As the parishioners at St. Joseph’s literally build a nation in the UAE, they also build a bridge between the church and its Pentecostal foundations. Mass at St. Joseph’s is said regularly in Arabic, English, Urdu, Hindi, Tagalong, and Italian. Even though the parish may be far from Western cathedrals and their splendor, St. Joseph’s appears quite close to the faith’s pilgrim roots.

Still, the state of the church in Arabia is not without major problems. In Saudi Arabia, even the construction of Catholic churches serving expatriate workers is the subject of prolonged negotiations between Pope Benedict and King Abdullah. At St. Mary's Church in progressive Dubai, parishioners were individually screened before entering Mass on Easter Sunday.
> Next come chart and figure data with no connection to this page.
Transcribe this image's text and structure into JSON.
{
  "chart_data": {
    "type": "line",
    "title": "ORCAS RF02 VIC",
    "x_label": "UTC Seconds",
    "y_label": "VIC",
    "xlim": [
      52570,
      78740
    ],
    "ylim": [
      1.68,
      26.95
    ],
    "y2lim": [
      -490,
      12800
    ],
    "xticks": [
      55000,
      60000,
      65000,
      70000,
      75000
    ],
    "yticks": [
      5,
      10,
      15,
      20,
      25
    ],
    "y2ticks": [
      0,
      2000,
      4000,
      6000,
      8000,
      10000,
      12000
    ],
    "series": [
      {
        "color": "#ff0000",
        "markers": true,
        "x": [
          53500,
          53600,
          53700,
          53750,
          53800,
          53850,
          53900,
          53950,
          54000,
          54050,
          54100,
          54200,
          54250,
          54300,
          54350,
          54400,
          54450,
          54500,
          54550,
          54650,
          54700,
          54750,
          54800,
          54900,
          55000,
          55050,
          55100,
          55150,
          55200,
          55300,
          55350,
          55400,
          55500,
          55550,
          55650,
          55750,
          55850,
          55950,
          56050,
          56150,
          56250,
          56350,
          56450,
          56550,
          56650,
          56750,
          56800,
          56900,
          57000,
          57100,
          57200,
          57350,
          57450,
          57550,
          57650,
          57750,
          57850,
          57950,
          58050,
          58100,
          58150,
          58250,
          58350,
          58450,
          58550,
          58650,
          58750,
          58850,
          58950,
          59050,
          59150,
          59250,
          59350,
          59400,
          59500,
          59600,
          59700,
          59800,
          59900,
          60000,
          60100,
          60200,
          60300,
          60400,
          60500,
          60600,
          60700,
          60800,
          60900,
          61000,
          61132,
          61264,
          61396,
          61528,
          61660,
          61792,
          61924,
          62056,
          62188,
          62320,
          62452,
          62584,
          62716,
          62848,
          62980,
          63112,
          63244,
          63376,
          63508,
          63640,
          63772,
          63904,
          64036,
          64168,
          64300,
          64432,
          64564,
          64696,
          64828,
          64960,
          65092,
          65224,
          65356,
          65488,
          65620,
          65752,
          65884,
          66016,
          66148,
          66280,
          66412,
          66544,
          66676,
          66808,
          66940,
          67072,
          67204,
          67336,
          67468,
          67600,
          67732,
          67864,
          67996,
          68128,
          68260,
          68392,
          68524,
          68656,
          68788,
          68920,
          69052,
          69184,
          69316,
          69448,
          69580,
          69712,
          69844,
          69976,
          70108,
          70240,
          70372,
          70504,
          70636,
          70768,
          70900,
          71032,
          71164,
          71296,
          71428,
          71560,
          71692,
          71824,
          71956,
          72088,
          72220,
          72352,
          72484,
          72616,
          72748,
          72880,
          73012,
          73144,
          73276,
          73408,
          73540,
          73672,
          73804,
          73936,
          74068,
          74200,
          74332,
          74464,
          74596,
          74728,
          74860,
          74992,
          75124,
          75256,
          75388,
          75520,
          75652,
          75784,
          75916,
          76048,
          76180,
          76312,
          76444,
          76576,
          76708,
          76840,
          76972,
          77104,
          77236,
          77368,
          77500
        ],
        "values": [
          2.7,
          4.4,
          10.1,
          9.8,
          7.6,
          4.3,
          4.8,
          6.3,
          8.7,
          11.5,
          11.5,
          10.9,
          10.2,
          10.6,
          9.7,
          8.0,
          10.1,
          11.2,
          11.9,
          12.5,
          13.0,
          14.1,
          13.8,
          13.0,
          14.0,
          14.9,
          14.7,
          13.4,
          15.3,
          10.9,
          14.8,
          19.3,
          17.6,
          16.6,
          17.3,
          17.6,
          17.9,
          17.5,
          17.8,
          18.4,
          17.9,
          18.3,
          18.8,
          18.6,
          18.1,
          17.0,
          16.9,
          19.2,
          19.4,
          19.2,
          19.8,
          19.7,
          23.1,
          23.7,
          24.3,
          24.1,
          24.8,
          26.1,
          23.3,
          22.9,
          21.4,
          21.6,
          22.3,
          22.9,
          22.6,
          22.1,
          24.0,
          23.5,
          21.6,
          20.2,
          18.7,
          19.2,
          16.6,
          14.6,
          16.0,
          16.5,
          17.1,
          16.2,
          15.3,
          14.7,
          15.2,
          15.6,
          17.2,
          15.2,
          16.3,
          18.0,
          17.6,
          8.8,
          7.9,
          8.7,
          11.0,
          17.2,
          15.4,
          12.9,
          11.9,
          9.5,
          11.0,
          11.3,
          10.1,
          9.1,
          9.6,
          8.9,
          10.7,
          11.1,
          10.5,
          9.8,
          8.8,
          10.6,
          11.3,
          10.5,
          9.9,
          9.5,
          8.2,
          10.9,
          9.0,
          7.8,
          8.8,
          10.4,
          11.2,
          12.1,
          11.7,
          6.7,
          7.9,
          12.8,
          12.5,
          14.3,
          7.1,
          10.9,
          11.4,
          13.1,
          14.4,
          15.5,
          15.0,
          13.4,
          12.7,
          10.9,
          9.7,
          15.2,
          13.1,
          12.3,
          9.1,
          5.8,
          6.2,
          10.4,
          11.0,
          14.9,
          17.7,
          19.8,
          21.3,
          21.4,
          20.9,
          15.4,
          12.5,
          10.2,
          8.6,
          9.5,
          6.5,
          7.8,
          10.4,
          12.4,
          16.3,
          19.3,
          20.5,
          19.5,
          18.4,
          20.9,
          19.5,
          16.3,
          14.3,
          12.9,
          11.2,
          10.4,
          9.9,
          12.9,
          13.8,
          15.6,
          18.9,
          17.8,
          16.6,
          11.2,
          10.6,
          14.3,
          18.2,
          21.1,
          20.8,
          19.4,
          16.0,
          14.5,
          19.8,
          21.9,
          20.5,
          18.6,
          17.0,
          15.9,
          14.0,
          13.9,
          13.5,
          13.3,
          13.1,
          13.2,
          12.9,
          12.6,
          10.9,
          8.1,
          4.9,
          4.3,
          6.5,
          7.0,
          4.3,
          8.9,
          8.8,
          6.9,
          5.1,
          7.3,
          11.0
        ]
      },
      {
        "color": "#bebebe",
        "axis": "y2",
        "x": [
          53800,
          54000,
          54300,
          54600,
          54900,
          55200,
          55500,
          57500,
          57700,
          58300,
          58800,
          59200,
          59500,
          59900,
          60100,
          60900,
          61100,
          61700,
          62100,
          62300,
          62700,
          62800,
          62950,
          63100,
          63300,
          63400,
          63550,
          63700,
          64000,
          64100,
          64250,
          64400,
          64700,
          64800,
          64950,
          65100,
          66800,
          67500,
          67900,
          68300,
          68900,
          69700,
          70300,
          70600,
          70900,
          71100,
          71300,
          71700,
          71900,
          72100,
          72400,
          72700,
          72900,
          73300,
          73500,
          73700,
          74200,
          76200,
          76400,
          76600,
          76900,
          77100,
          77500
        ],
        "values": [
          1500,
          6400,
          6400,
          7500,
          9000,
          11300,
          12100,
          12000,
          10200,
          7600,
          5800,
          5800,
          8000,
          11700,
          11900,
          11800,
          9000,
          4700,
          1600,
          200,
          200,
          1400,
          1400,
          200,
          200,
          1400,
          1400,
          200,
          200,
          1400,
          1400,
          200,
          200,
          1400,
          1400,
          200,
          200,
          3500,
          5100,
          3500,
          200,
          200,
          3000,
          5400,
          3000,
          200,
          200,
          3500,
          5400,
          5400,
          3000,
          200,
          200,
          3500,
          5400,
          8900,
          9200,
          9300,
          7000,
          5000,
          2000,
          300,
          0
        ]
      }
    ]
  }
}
The unprecedented security was a response to anti-Christian screeds in Internet chat rooms responding to the construction of another Catholic church on the Arabian Peninsula, this time in Doha, Qatar.

Workers in the UAE are prohibited from going on strike even as the conditions they endure, many working through 120-degree summer heat, are horrendous. There are no labor unions. Yet, for those at St. Joseph's and dozens of other churches like it across the Emirates, there is at least communion.

It's fitting that the Catholic Church in Abu Dhabi bears St. Joseph's name. He too, worked with his hands and was unsure of how his humble labors fit with God's greater plan. He traveled far to provide comfort and safety for his family, and faced uncertainly at every turn.
Yet, his efforts, like those of the parishioners at St. Joseph's helped proclaim a message of hope and transformation for the world.

Hopefully this coming together of cultures and believers in the Middle East, like the original Pentecost, is just a beginning.

There are no rose windows or gilded gates at St. Joseph’s. Still, the church reminds me of John's description of the City of God: "Behold, a great multitude… from every nation and all tribes and peoples and tongues, standing before the throne and before the Lamb."

Our Syrian friend became an unlikely guide for my wife and I to church in Abu Dhabi. Perhaps the Catholic community here may also provide unexpected direction: both for the Church's future, and for the complicated world the Church is called to serve.

Patrick Granfield is the Frontiers Editor at The National, an English language newspaper in Abu Dhabi, United Arab Emirates. He worked previously as a history teacher at St. Anselm's Abbey School in Washington, D.C. and as a writer/ producer for the McLaughlin Group.